Sanità, arresti Umbria, Marini: «Se accuse confermate io tradita»

Pepe, legale della Presidente, Catiuscia Marini esprime profondo stupore!
Catiuscia Marini

Sanità, arresti Umbria, Marini: «Se accuse confermate io tradita»

La presidente della Regione Umbria Catiuscia Marini, indagata nell’ambito dell’inchiesta sulla sanità in Umbria, in un’intervista al Corriere della Sera in merito alle scelte dei vertici dell’Azienda ospedaliera di Perugia, ha dichiarato: «Voglio ricordare che all’epoca subii fortissime pressioni per nominare altre persone, ma non mi piegai».

I vertici dell’Azienda ospedaliera di Perugia li scelse “sulla base di professionalità e competenza”.

«Aspettiamo l’esito dell’inchiesta – ha detto Marini -. Bisogna capire se ciò di cui si parla sia riconducibile al conflitto politico o ai comportamenti delle persone. Certo che se dovesse essere confermata l’ipotesi dell’accusa mi sentirei tradita nella fiducia almeno due volte: dalle persone che ho scelto – spiega – ma anche da un sistema di controlli che evidentemente non ha funzionato.
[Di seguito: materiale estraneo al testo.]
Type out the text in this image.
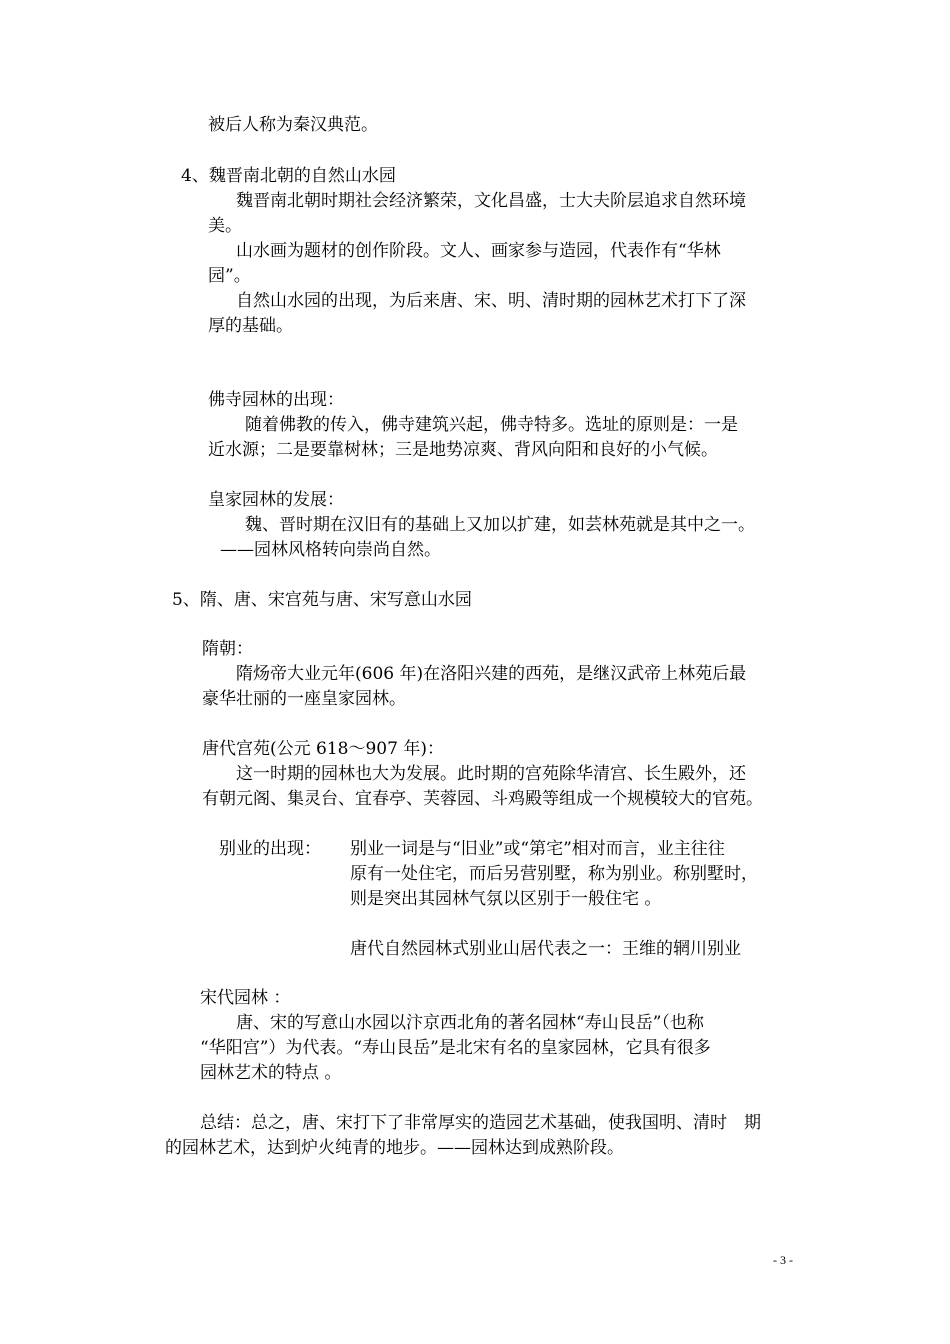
被后人称为秦汉典范。
4、魏晋南北朝的自然山水园
魏晋南北朝时期社会经济繁荣，文化昌盛，士大夫阶层追求自然环境
美。
山水画为题材的创作阶段。文人、画家参与造园，代表作有“华林
园”。
自然山水园的出现，为后来唐、宋、明、清时期的园林艺术打下了深
厚的基础。
佛寺园林的出现：
随着佛教的传入，佛寺建筑兴起，佛寺特多。选址的原则是：一是
近水源；二是要靠树林；三是地势凉爽、背风向阳和良好的小气候。
皇家园林的发展：
魏、晋时期在汉旧有的基础上又加以扩建，如芸林苑就是其中之一。
——园林风格转向崇尚自然。
5、隋、唐、宋宫苑与唐、宋写意山水园
隋朝：
隋炀帝大业元年(606 年)在洛阳兴建的西苑，是继汉武帝上林苑后最
豪华壮丽的一座皇家园林。
唐代宫苑(公元 618～907 年)：
这一时期的园林也大为发展。此时期的宫苑除华清宫、长生殿外，还
有朝元阁、集灵台、宜春亭、芙蓉园、斗鸡殿等组成一个规模较大的官苑。
别业的出现： 别业一词是与“旧业”或“第宅”相对而言，业主往往
原有一处住宅，而后另营别墅，称为别业。称别墅时，
则是突出其园林气氛以区别于一般住宅 。
唐代自然园林式别业山居代表之一：王维的辋川别业
宋代园林 ：
唐、宋的写意山水园以汴京西北角的著名园林“寿山艮岳”（也称
“华阳宫”）为代表。“寿山艮岳”是北宋有名的皇家园林，它具有很多
园林艺术的特点 。
总结：总之，唐、宋打下了非常厚实的造园艺术基础，使我国明、清时　期
的园林艺术，达到炉火纯青的地步。——园林达到成熟阶段。
- 3 -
È un sistema complesso e articolato, ma perché tutto questo emerge solo con l’intervento dell’autorità giudiziaria?»

«Politicamente – ha aggiunto – mi sento parte lesa, perché dopo otto anni di duro lavoro tutto viene messo in secondo piano, e si lascia campo libero alle strumentalizzazioni politiche di chi ha interessi solo elettorali, non alla verità».

Sul fatto che il ministro della Salute invierà una task force per scoprire che cosa non ha funzionato, risponde: «Io per prima voglio capire come sono stati esercitati il potere e la funzione di controllo, in primo luogo quello gestionale-amministrativo».

Il ministro della Salute, Giulia Grillo, al termine della riunione dell’unità di crisi convocata al ministero a seguito degli arresti per l’inchiesta sulla sanità in Umbria ha annunciato: «Lunedì scriverò ai presidenti delle due Camere affinché nel più breve tempo possibile venga calendarizzata la proposta di legge M5S, presente in entrambe le
Camere, riguardante la modifica completa delle nomine dei manager della Sanità. I casi eclatanti di Basilicata ed Umbria – ha affermato Grillo – riportano alla ribalta il tema che io e il Movimento abbiamo da sempre sottolineato, ovvero l’importanza di rescindere il rapporto tra politica e sanità. Crediamo che i medici e gli infermieri e tutto il personale sanitario non debbano rispondere alle logiche della politica ma – ha concluso il ministro – debbano rispondere alla logica dell’efficienza e delle cure prestate».